Any updates on letsencrypt certs not renewing automatically?

Another example that caused me a heart attack for about an hour that was caused by a non renewing certificate.

In an environment with two PBXact servers in a redundancy configuration using the Advanced Recovery module, starting at midnight tonight the primary server’s asterisk wouldn’t stay running for more than two minutes. Nothing we did would ensure that asterisk stayed up. We would watch it start up after running asterisk -vvvc and then a minute into the startup procedure we would see it getting shut down. It wasn’t crashing or freezing up, asterisk was simply going through the shutdown procedure and then when we checked right after there was no running asterisk on the primary system to process calls.

Restarting the system would make no difference either.

After about an hour of sheer panic we figured out that the certificate on the secondary unit was expired. It took us a while to think of checking on the secondary server because the problem was manifesting itself only on the primary.

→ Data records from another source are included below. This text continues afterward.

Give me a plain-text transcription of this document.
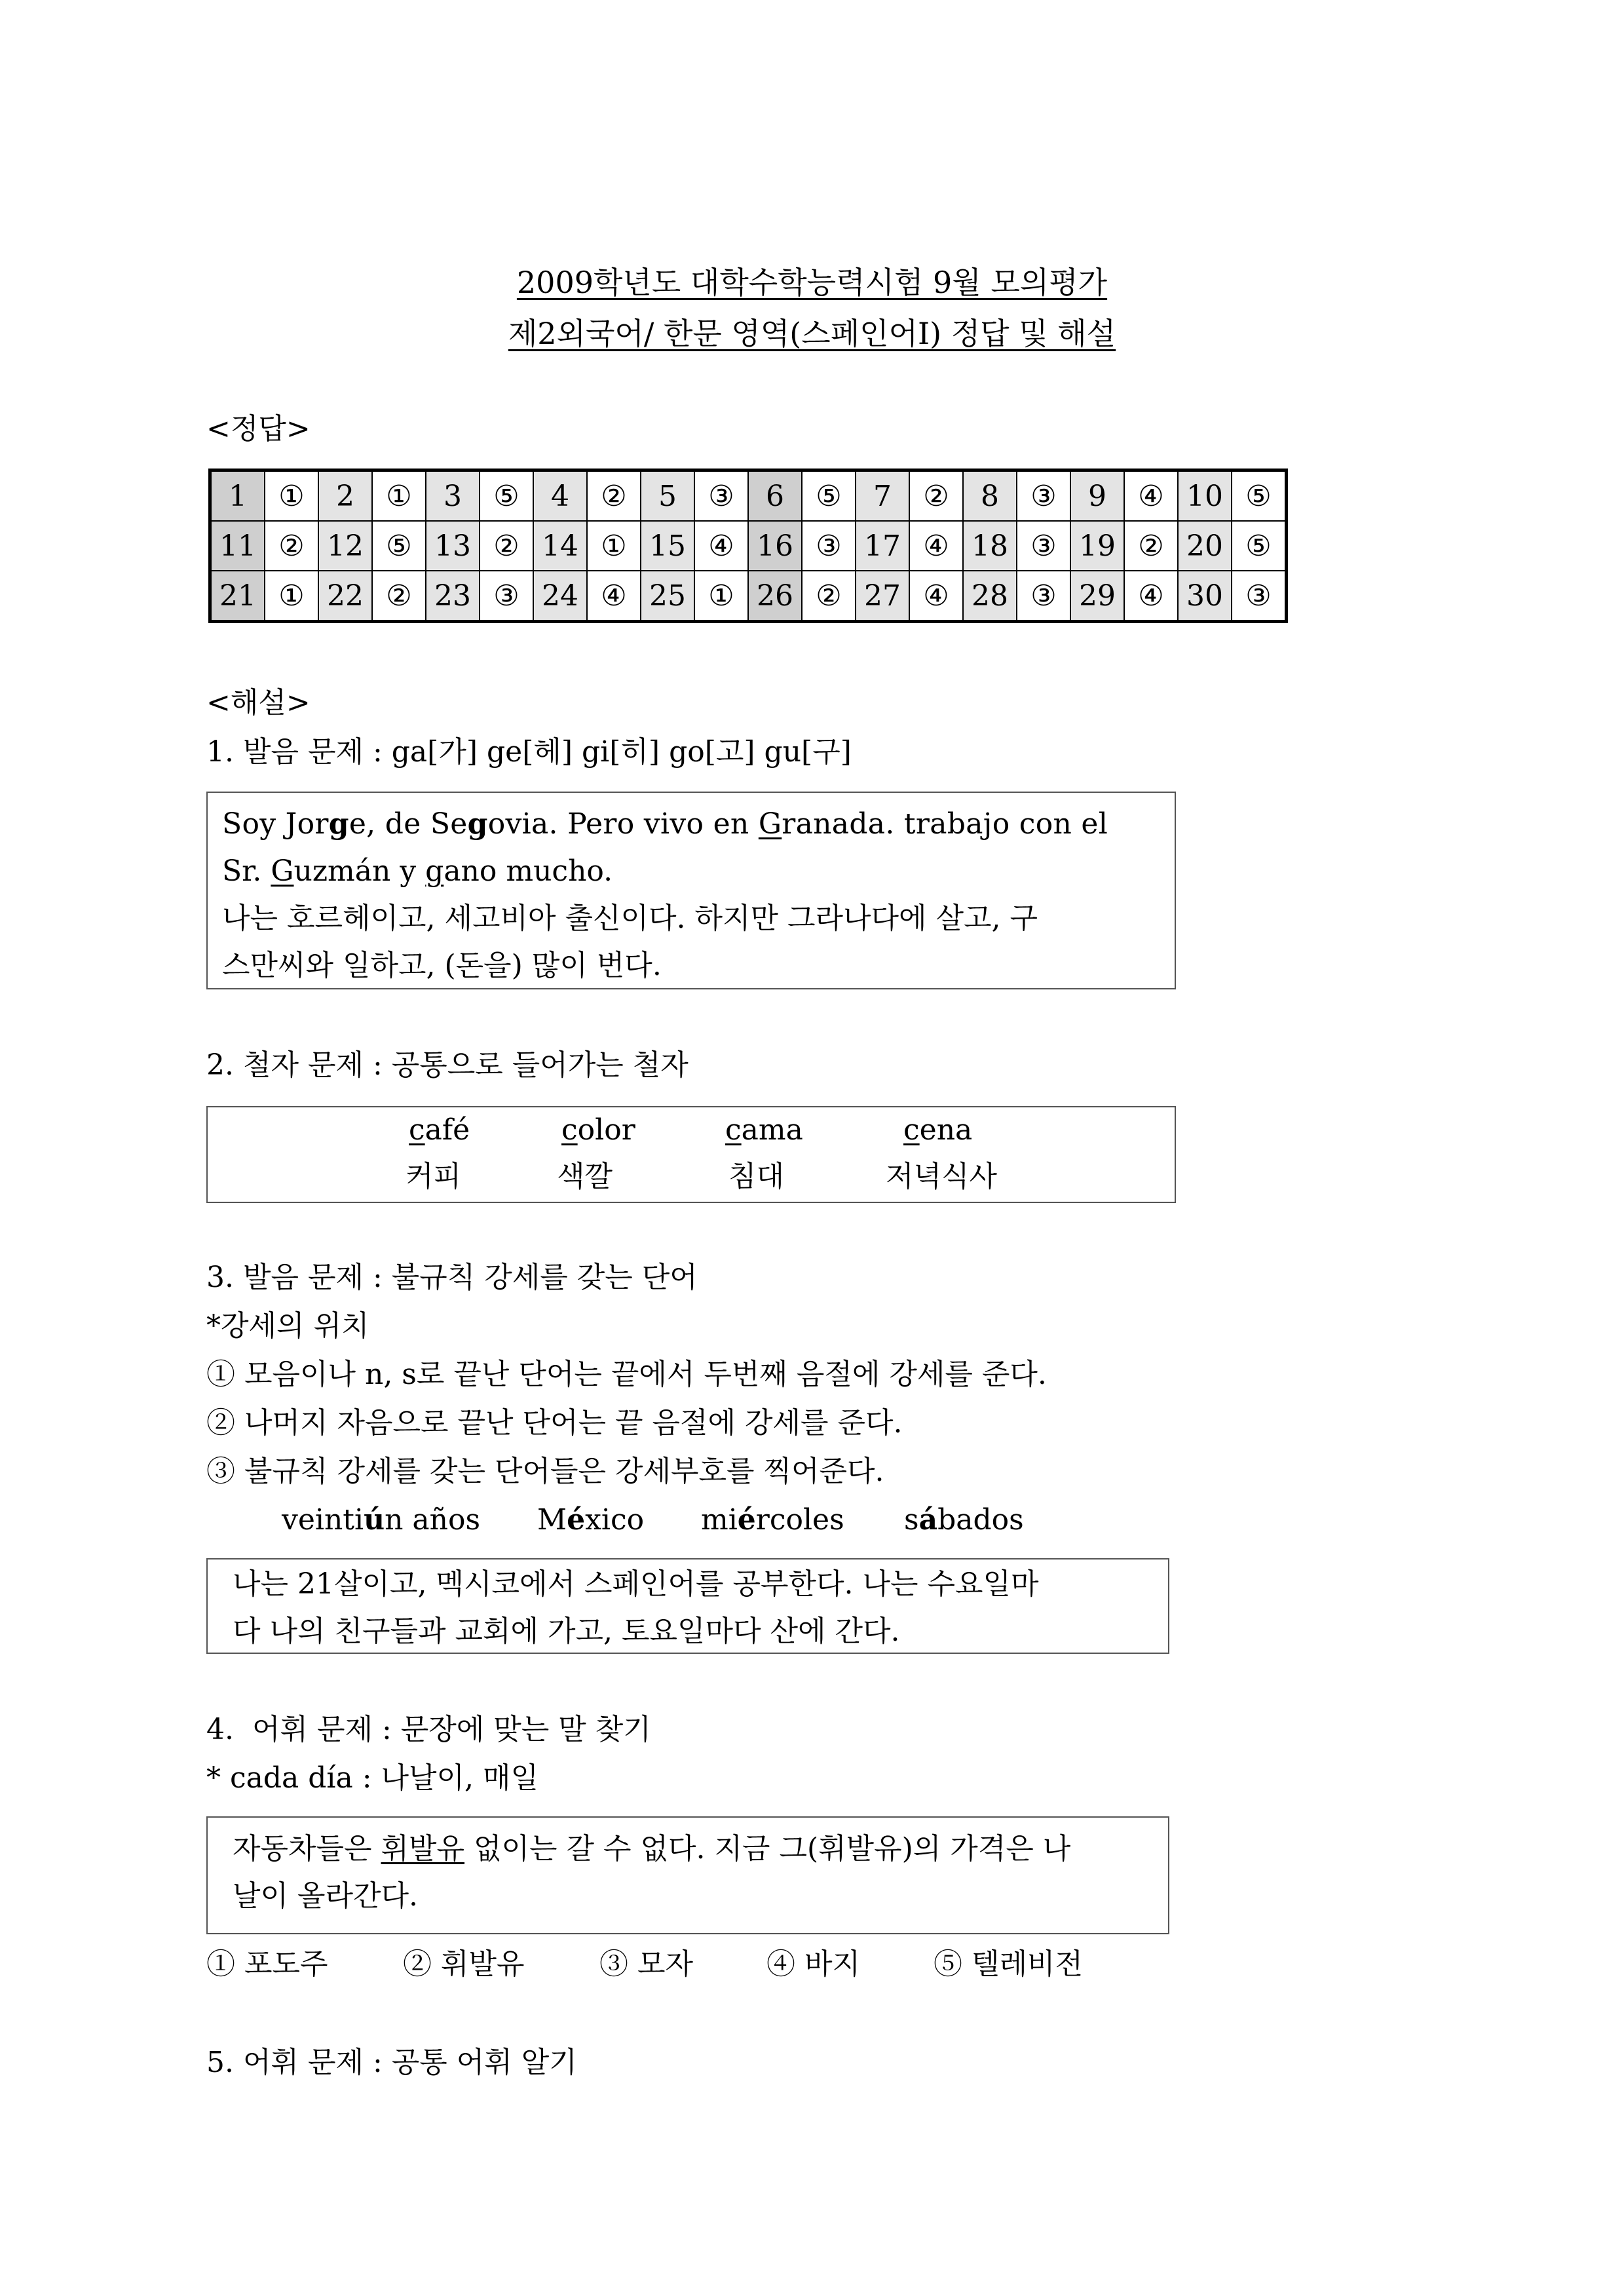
2009학년도 대학수학능력시험 9월 모의평가
제2외국어/ 한문 영역(스페인어Ⅰ) 정답 및 해설
<정답>
1	①	2	①	3	⑤	4	②	5	③	6	⑤	7	②	8	③	9	④	10	⑤
11	②	12	⑤	13	②	14	①	15	④	16	③	17	④	18	③	19	②	20	⑤
21	①	22	②	23	③	24	④	25	①	26	②	27	④	28	③	29	④	30	③
<해설>
1. 발음 문제 : ga[가] ge[헤] gi[히] go[고] gu[구]
Soy Jorge, de Segovia. Pero vivo en Granada. trabajo con el
Sr. Guzmán y gano mucho.
나는 호르헤이고, 세고비아 출신이다. 하지만 그라나다에 살고, 구
스만씨와 일하고, (돈을) 많이 번다.
2. 철자 문제 : 공통으로 들어가는 철자
café	color	cama	cena
커피	색깔	침대	저녁식사
3. 발음 문제 : 불규칙 강세를 갖는 단어
*강세의 위치
① 모음이나 n, s로 끝난 단어는 끝에서 두번째 음절에 강세를 준다.
② 나머지 자음으로 끝난 단어는 끝 음절에 강세를 준다.
③ 불규칙 강세를 갖는 단어들은 강세부호를 찍어준다.
veintiún años México miércoles sábados
나는 21살이고, 멕시코에서 스페인어를 공부한다. 나는 수요일마
다 나의 친구들과 교회에 가고, 토요일마다 산에 간다.
4.  어휘 문제 : 문장에 맞는 말 찾기
* cada día : 나날이, 매일
자동차들은 휘발유 없이는 갈 수 없다. 지금 그(휘발유)의 가격은 나
날이 올라간다.
① 포도주	② 휘발유	③ 모자	④ 바지	⑤ 텔레비전
5. 어휘 문제 : 공통 어휘 알기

The expired certificate caused heartbeat connectivity issues between the servers and basically was causing the secondary server to keep shutting down asterisk on the primary without really anything showing up in the asterisk full logs on the primary side (side note, it would be great if Advanced Recovery would somehow log that it was shutting down asterisk when it was shutting it down inside the asterisk full logs).

Again, it took us a while to consider checking anything related to the secondary server and Advanced Recovery because nothing obvious was showing up in the asterisk full logs of the primary.

Renewing the certificate on the secondary unit immediately resolved the issue.

No idea how we got unbelievably lucky that the expiration fell on a Sunday, the only day this environment is shut down and receives no calls so we had some breathing room to troubleshoot.

Confirmed that the cert renewal cron line 44 1 * * * /usr/sbin/fwconsole certificates --updateall -q 2>&1 >/dev/null is missing inside the /var/spool/cron/asterisk file on the affected systems.

Going to try adding just that line in manually and see if it disappears again.